GLP China’s logistics assets and land holdings amount to more than 49 million square metres. Globally the builder has over $120 billion in assets under management in Asia, Europe and the Americas.
Sino-Sheds Still Sizzling
China’s logistics sector has stayed hot this year as the mainland’s COVID-19 outbreak and subsequent restrictions sent other asset classes into deep freeze.
Earlier this week, GLP arch-rival ESR announced plans to sell a portfolio of nine industrial assets in China to a joint venture of the Hong Kong-listed group and Singapore sovereign fund GIC for $730 million. The portfolio is 98 percent occupied and consists of completed assets with a total gross floor area of more than 873,000 square metres across key regions.
Last month, SF REIT agreed to acquire a warehouse complex in central China for RMB 540 million ($81.2 million), as the Hong Kong-listed logistics trust seeks to enlarge its three-asset portfolio and expand its geographical footprint.

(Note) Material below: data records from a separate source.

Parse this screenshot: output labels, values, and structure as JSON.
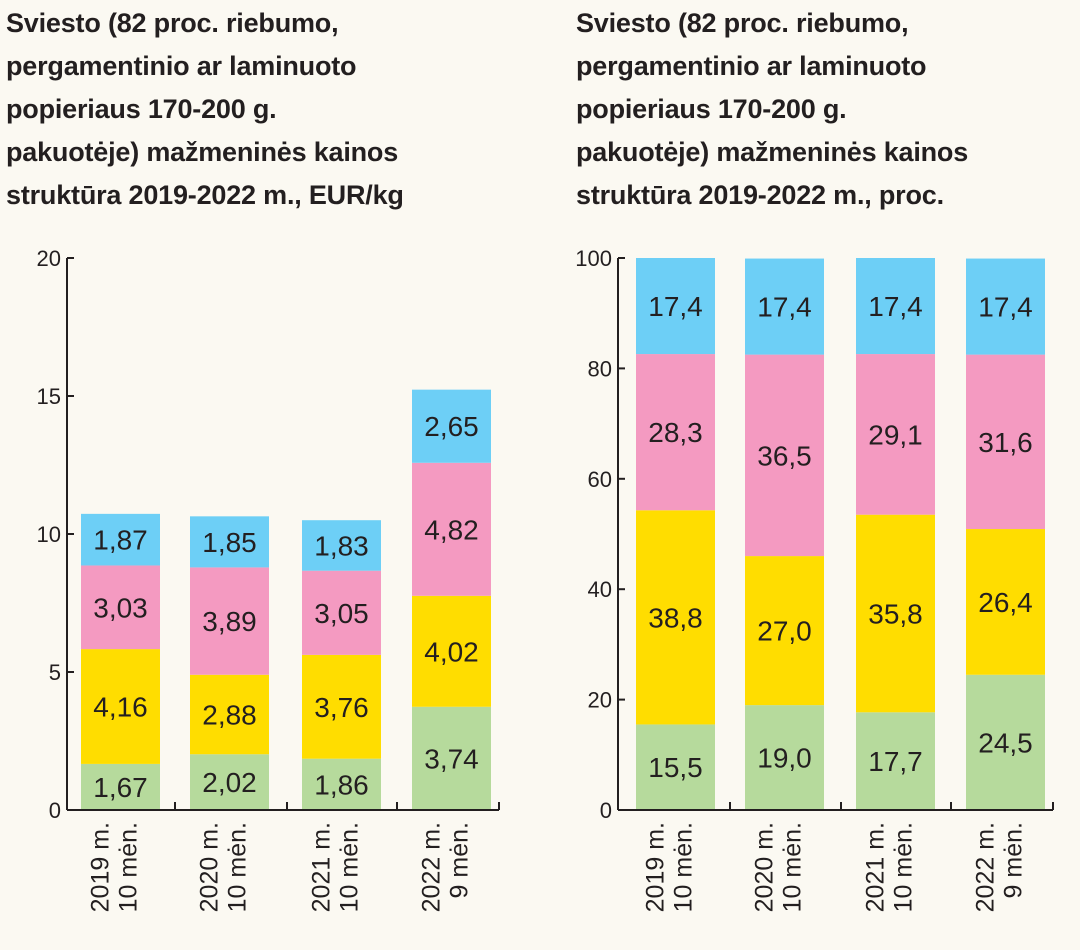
{
  "chart_data": [
    {
      "type": "bar",
      "stacked": true,
      "title_lines": [
        "Sviesto (82 proc. riebumo,",
        "pergamentinio ar laminuoto",
        "popieriaus 170-200 g.",
        "pakuotėje) mažmeninės kainos",
        "struktūra 2019-2022 m., EUR/kg"
      ],
      "categories": [
        [
          "2019 m.",
          "10 mėn."
        ],
        [
          "2020 m.",
          "10 mėn."
        ],
        [
          "2021 m.",
          "10 mėn."
        ],
        [
          "2022 m.",
          "9 mėn."
        ]
      ],
      "series": [
        {
          "name": "green",
          "color": "#b6da9c",
          "values": [
            1.67,
            2.02,
            1.86,
            3.74
          ],
          "labels": [
            "1,67",
            "2,02",
            "1,86",
            "3,74"
          ]
        },
        {
          "name": "yellow",
          "color": "#ffdd00",
          "values": [
            4.16,
            2.88,
            3.76,
            4.02
          ],
          "labels": [
            "4,16",
            "2,88",
            "3,76",
            "4,02"
          ]
        },
        {
          "name": "pink",
          "color": "#f49ac1",
          "values": [
            3.03,
            3.89,
            3.05,
            4.82
          ],
          "labels": [
            "3,03",
            "3,89",
            "3,05",
            "4,82"
          ]
        },
        {
          "name": "blue",
          "color": "#6dcff6",
          "values": [
            1.87,
            1.85,
            1.83,
            2.65
          ],
          "labels": [
            "1,87",
            "1,85",
            "1,83",
            "2,65"
          ]
        }
      ],
      "yticks": [
        "0",
        "5",
        "10",
        "15",
        "20"
      ],
      "ytick_values": [
        0,
        5,
        10,
        15,
        20
      ],
      "ylim": [
        0,
        20
      ],
      "xlabel": "",
      "ylabel": "",
      "grid": false
    },
    {
      "type": "bar",
      "stacked": true,
      "title_lines": [
        "Sviesto (82 proc. riebumo,",
        "pergamentinio ar laminuoto",
        "popieriaus 170-200 g.",
        "pakuotėje) mažmeninės kainos",
        "struktūra 2019-2022 m., proc."
      ],
      "categories": [
        [
          "2019 m.",
          "10 mėn."
        ],
        [
          "2020 m.",
          "10 mėn."
        ],
        [
          "2021 m.",
          "10 mėn."
        ],
        [
          "2022 m.",
          "9 mėn."
        ]
      ],
      "series": [
        {
          "name": "green",
          "color": "#b6da9c",
          "values": [
            15.5,
            19.0,
            17.7,
            24.5
          ],
          "labels": [
            "15,5",
            "19,0",
            "17,7",
            "24,5"
          ]
        },
        {
          "name": "yellow",
          "color": "#ffdd00",
          "values": [
            38.8,
            27.0,
            35.8,
            26.4
          ],
          "labels": [
            "38,8",
            "27,0",
            "35,8",
            "26,4"
          ]
        },
        {
          "name": "pink",
          "color": "#f49ac1",
          "values": [
            28.3,
            36.5,
            29.1,
            31.6
          ],
          "labels": [
            "28,3",
            "36,5",
            "29,1",
            "31,6"
          ]
        },
        {
          "name": "blue",
          "color": "#6dcff6",
          "values": [
            17.4,
            17.4,
            17.4,
            17.4
          ],
          "labels": [
            "17,4",
            "17,4",
            "17,4",
            "17,4"
          ]
        }
      ],
      "yticks": [
        "0",
        "20",
        "40",
        "60",
        "80",
        "100"
      ],
      "ytick_values": [
        0,
        20,
        40,
        60,
        80,
        100
      ],
      "ylim": [
        0,
        100
      ],
      "xlabel": "",
      "ylabel": "",
      "grid": false
    }
  ]
}
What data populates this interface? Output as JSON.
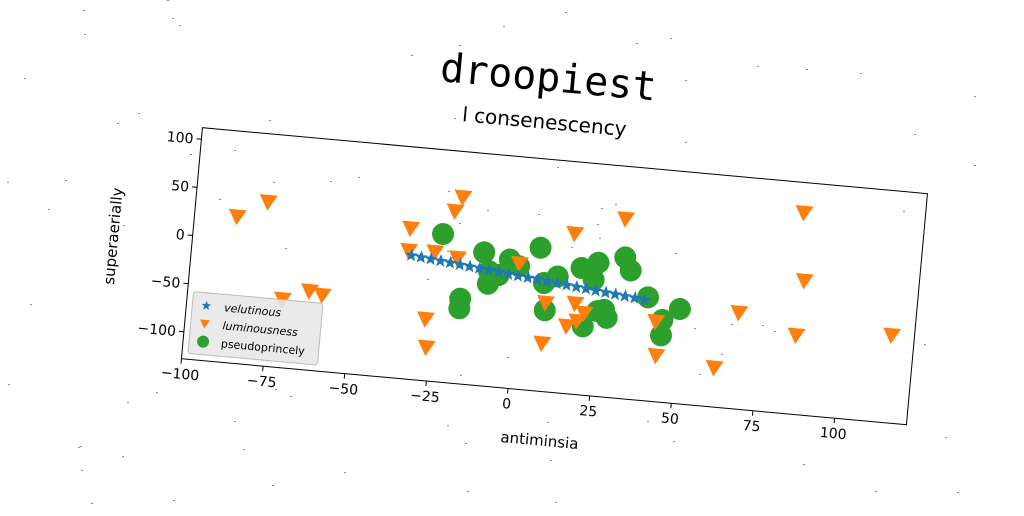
{
  "page": {
    "title": "droopiest",
    "subtitle": "l consenescency"
  },
  "chart_data": {
    "type": "scatter",
    "xlabel": "antiminsia",
    "ylabel": "superaerially",
    "xlim": [
      -100,
      122
    ],
    "ylim": [
      -128,
      112
    ],
    "xticks": [
      -100,
      -75,
      -50,
      -25,
      0,
      25,
      50,
      75,
      100
    ],
    "yticks": [
      100,
      50,
      0,
      -50,
      -100
    ],
    "grid": false,
    "legend": {
      "placement": "lower-left",
      "entries": [
        "velutinous",
        "luminousness",
        "pseudoprincely"
      ]
    },
    "series": [
      {
        "name": "velutinous",
        "marker": "star",
        "color": "#1f77b4",
        "points": [
          [
            -33,
            0
          ],
          [
            -30,
            -1
          ],
          [
            -27,
            -2
          ],
          [
            -24,
            -3
          ],
          [
            -21,
            -4
          ],
          [
            -18,
            -5
          ],
          [
            -15,
            -6
          ],
          [
            -12,
            -7
          ],
          [
            -9,
            -8
          ],
          [
            -6,
            -9
          ],
          [
            -3,
            -10
          ],
          [
            0,
            -11
          ],
          [
            3,
            -12
          ],
          [
            6,
            -13
          ],
          [
            9,
            -14
          ],
          [
            12,
            -15
          ],
          [
            15,
            -16
          ],
          [
            18,
            -17
          ],
          [
            21,
            -18
          ],
          [
            24,
            -19
          ],
          [
            27,
            -20
          ],
          [
            30,
            -21
          ],
          [
            33,
            -22
          ],
          [
            36,
            -23
          ],
          [
            39,
            -24
          ]
        ]
      },
      {
        "name": "luminousness",
        "marker": "triangle_down",
        "color": "#ff7f0e",
        "points": [
          [
            -87,
            24
          ],
          [
            -78,
            42
          ],
          [
            -71,
            -57
          ],
          [
            -63,
            -46
          ],
          [
            -59,
            -49
          ],
          [
            -34,
            28
          ],
          [
            -34,
            5
          ],
          [
            -26,
            6
          ],
          [
            -27,
            -64
          ],
          [
            -26,
            -93
          ],
          [
            -21,
            50
          ],
          [
            -19,
            65
          ],
          [
            -19,
            2
          ],
          [
            0,
            2
          ],
          [
            9,
            -36
          ],
          [
            9,
            -78
          ],
          [
            16,
            38
          ],
          [
            16,
            -58
          ],
          [
            18,
            -34
          ],
          [
            19,
            -52
          ],
          [
            21,
            -43
          ],
          [
            31,
            58
          ],
          [
            43,
            -45
          ],
          [
            44,
            -80
          ],
          [
            62,
            -87
          ],
          [
            68,
            -28
          ],
          [
            85,
            81
          ],
          [
            86,
            -46
          ],
          [
            87,
            11
          ],
          [
            115,
            -37
          ]
        ]
      },
      {
        "name": "pseudoprincely",
        "marker": "circle",
        "color": "#2ca02c",
        "points": [
          [
            -24,
            25
          ],
          [
            -17,
            -40
          ],
          [
            -17,
            -50
          ],
          [
            -11,
            10
          ],
          [
            -9,
            -9
          ],
          [
            -9,
            -22
          ],
          [
            -6,
            -12
          ],
          [
            -3,
            5
          ],
          [
            0,
            -1
          ],
          [
            6,
            20
          ],
          [
            8,
            -16
          ],
          [
            9,
            -44
          ],
          [
            12,
            -8
          ],
          [
            19,
            3
          ],
          [
            21,
            -57
          ],
          [
            23,
            -8
          ],
          [
            24,
            10
          ],
          [
            25,
            -40
          ],
          [
            27,
            -38
          ],
          [
            28,
            -46
          ],
          [
            32,
            18
          ],
          [
            34,
            5
          ],
          [
            40,
            -21
          ],
          [
            45,
            -43
          ],
          [
            45,
            -59
          ],
          [
            50,
            -30
          ]
        ]
      }
    ]
  }
}
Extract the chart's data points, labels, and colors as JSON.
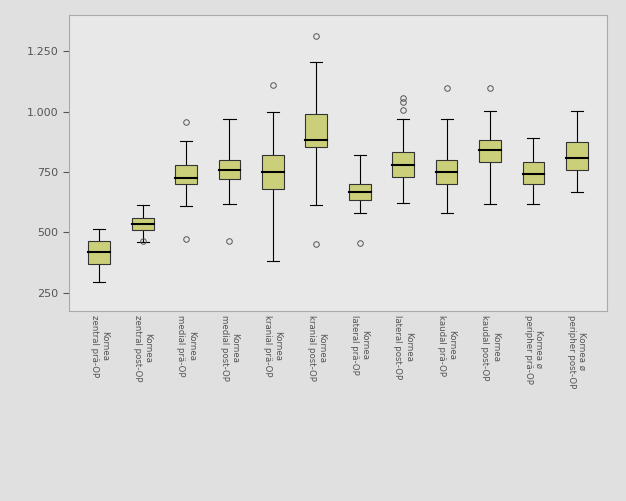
{
  "background_color": "#e0e0e0",
  "plot_area_color": "#e8e8e8",
  "box_facecolor": "#cccf7a",
  "box_edgecolor": "#333333",
  "median_color": "#000000",
  "whisker_color": "#000000",
  "flier_edgecolor": "#555555",
  "spine_color": "#aaaaaa",
  "tick_color": "#555555",
  "ylim": [
    175,
    1400
  ],
  "yticks": [
    250,
    500,
    750,
    1000,
    1250
  ],
  "ytick_labels": [
    "250",
    "500",
    "750",
    "1.000",
    "1.250"
  ],
  "labels": [
    "Kornea\nzentral prä-OP",
    "Kornea\nzentral post-OP",
    "Kornea\nmedial prä-OP",
    "Kornea\nmedial post-OP",
    "Kornea\nkranial prä-OP",
    "Kornea\nkranial post-OP",
    "Kornea\nlateral prä-OP",
    "Kornea\nlateral post-OP",
    "Kornea\nkaudal prä-OP",
    "Kornea\nkaudal post-OP",
    "Kornea ø\nperipher prä-OP",
    "Kornea ø\nperipher post-OP"
  ],
  "boxes": [
    {
      "q1": 370,
      "median": 416,
      "q3": 462,
      "whisker_low": 295,
      "whisker_high": 513,
      "fliers": []
    },
    {
      "q1": 510,
      "median": 534,
      "q3": 558,
      "whisker_low": 458,
      "whisker_high": 612,
      "fliers": [
        462
      ]
    },
    {
      "q1": 698,
      "median": 724,
      "q3": 778,
      "whisker_low": 608,
      "whisker_high": 880,
      "fliers": [
        470,
        958
      ]
    },
    {
      "q1": 722,
      "median": 758,
      "q3": 800,
      "whisker_low": 618,
      "whisker_high": 968,
      "fliers": [
        462
      ]
    },
    {
      "q1": 680,
      "median": 748,
      "q3": 822,
      "whisker_low": 380,
      "whisker_high": 1000,
      "fliers": [
        1112
      ]
    },
    {
      "q1": 852,
      "median": 882,
      "q3": 990,
      "whisker_low": 612,
      "whisker_high": 1205,
      "fliers": [
        1312,
        452
      ]
    },
    {
      "q1": 635,
      "median": 668,
      "q3": 700,
      "whisker_low": 580,
      "whisker_high": 822,
      "fliers": [
        455
      ]
    },
    {
      "q1": 730,
      "median": 778,
      "q3": 832,
      "whisker_low": 620,
      "whisker_high": 968,
      "fliers": [
        1008,
        1038,
        1058
      ]
    },
    {
      "q1": 698,
      "median": 748,
      "q3": 800,
      "whisker_low": 578,
      "whisker_high": 968,
      "fliers": [
        1098
      ]
    },
    {
      "q1": 792,
      "median": 840,
      "q3": 882,
      "whisker_low": 618,
      "whisker_high": 1002,
      "fliers": [
        1098
      ]
    },
    {
      "q1": 700,
      "median": 740,
      "q3": 790,
      "whisker_low": 618,
      "whisker_high": 892,
      "fliers": []
    },
    {
      "q1": 758,
      "median": 808,
      "q3": 872,
      "whisker_low": 668,
      "whisker_high": 1002,
      "fliers": []
    }
  ]
}
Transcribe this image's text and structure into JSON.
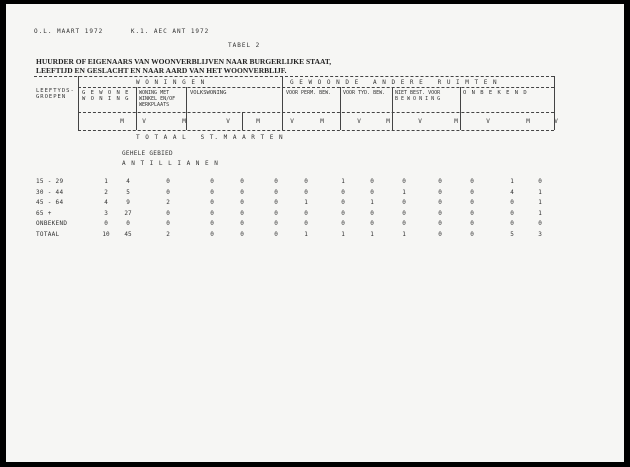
{
  "header_line": "O.L. MAART 1972      K.1. AEC ANT 1972",
  "table_label": "TABEL 2",
  "title_line1": "HUURDER OF EIGENAARS VAN WOONVERBLIJVEN NAAR BURGERLIJKE STAAT,",
  "title_line2": "LEEFTIJD EN GESLACHT EN NAAR AARD VAN HET WOONVERBLIJF.",
  "columns": {
    "age_group": "LEEFTYDS-\nGROEPEN",
    "group1": "W O N I N G E N",
    "group2": "G E W O O N D E   A N D E R E   R U I M T E N",
    "sub": [
      "G E W O N E\nW O N I N G",
      "WONING MET\nWINKEL EN/OF\nWERKPLAATS",
      "VOLKSWONING",
      "VOOR PERM. BEW.",
      "VOOR TYD. BEW.",
      "NIET BEST. VOOR\nB E W O N I N G",
      "O N B E K E N D"
    ],
    "sex": [
      "M",
      "V",
      "M",
      "V",
      "M",
      "V",
      "M",
      "V",
      "M",
      "V",
      "M",
      "V",
      "M",
      "V"
    ]
  },
  "section_title": "T O T A A L   S T. M A A R T E N",
  "subsection_title": "GEHELE GEBIED",
  "subsection_sub": "A N T I L L I A N E N",
  "rows": [
    {
      "label": "15 - 29",
      "values": [
        "1",
        "4",
        "0",
        "0",
        "0",
        "0",
        "0",
        "1",
        "0",
        "0",
        "0",
        "0",
        "1",
        "0"
      ]
    },
    {
      "label": "30 - 44",
      "values": [
        "2",
        "5",
        "0",
        "0",
        "0",
        "0",
        "0",
        "0",
        "0",
        "1",
        "0",
        "0",
        "4",
        "1"
      ]
    },
    {
      "label": "45 - 64",
      "values": [
        "4",
        "9",
        "2",
        "0",
        "0",
        "0",
        "1",
        "0",
        "1",
        "0",
        "0",
        "0",
        "0",
        "1"
      ]
    },
    {
      "label": "65 +",
      "values": [
        "3",
        "27",
        "0",
        "0",
        "0",
        "0",
        "0",
        "0",
        "0",
        "0",
        "0",
        "0",
        "0",
        "1"
      ]
    },
    {
      "label": "ONBEKEND",
      "values": [
        "0",
        "0",
        "0",
        "0",
        "0",
        "0",
        "0",
        "0",
        "0",
        "0",
        "0",
        "0",
        "0",
        "0"
      ]
    },
    {
      "label": "TOTAAL",
      "values": [
        "10",
        "45",
        "2",
        "0",
        "0",
        "0",
        "1",
        "1",
        "1",
        "1",
        "0",
        "0",
        "5",
        "3"
      ]
    }
  ]
}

Mingtiandi reported in late May that the real estate investment arm of banking titan Morgan Stanley had bought a portfolio of four logistics assets in cities surrounding Shanghai from Singapore-based SC Capital Partners for an undisclosed sum.
Earlier in May, New World Development revealed plans to purchase six mainland logistics properties from a fund managed by Australia’s Goodman for RMB 2.29 billion, while retail-heavy Link REIT agreed to buy a portfolio of three warehouses in the Yangtze River Delta for RMB 947 million as the second-ever logistics acquisition for Asia Pacific’s largest listed trust.